Friday, September 27, 2013

evening interruptions

One thing I really don't like is strangers (well, even friends who do this become persona non grata after this) stopping by in the evening trying to sell me something (Yes, I will buy those girl scout cookies once they come 100% girl scout flavored) or trying to convince me to join their religion. Now, I have nothing against religion and faith since these can help keep people strong during times of trouble. Having said that, I do not need people on my doorstep trying to convince me that I need to meet their deity.

Side story--In one of the many jobs I have had one of my coworkers, Adam, told Brian and myself that he was getting married. I volunteered to conduct the ceremony as I could easily become ordained.
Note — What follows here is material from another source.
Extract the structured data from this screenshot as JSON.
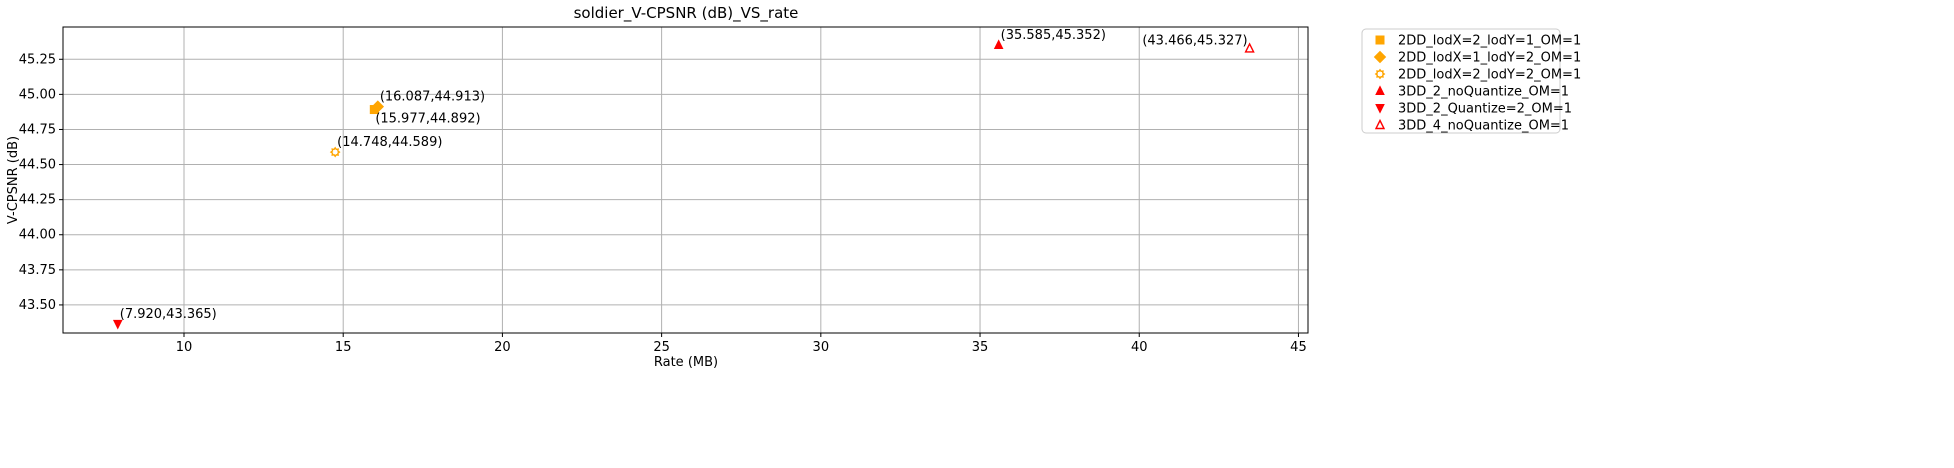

Brian chimed in with "Where, the Church of Latter Day Satanists." That was a good one. It's funny cause I'm evil.

I have developed several strategies to deal with these people:

1) When they ask if I have met their god, I ask if they have met mine and hold up a chicken bone.

2) Pick one of these people (you know they never come alone) and start hitting on them. Smile, flirt, ask "How you doing?", do whatever it takes. Just make it obvious what you are doing. Discomfort makes them leave faster.

3) Imitate Julian Beck as Kane from Poltergeist 2. That was one creepy old man what with that toothy smile and his asking "Can I have your little girl?" Okay, that was not what he asked but that is what he was basically doing.

4) Strip naked and announce loudly "I dedicate this body to you, O Lord." Trust me, stripping down all the way will make even the most dedicated of these door to door people flee.

5) Eat the pamphlet they give you right in from of them (making loud noises such as "Yum, oh this so good, Nom Nom"). When done, say "Please, sir, can I have some more?"

6) "Do you sacrifice virgins?" They will answer "NO" in a horrified tone. When they do, reply "Pity" and slam the door in their faces.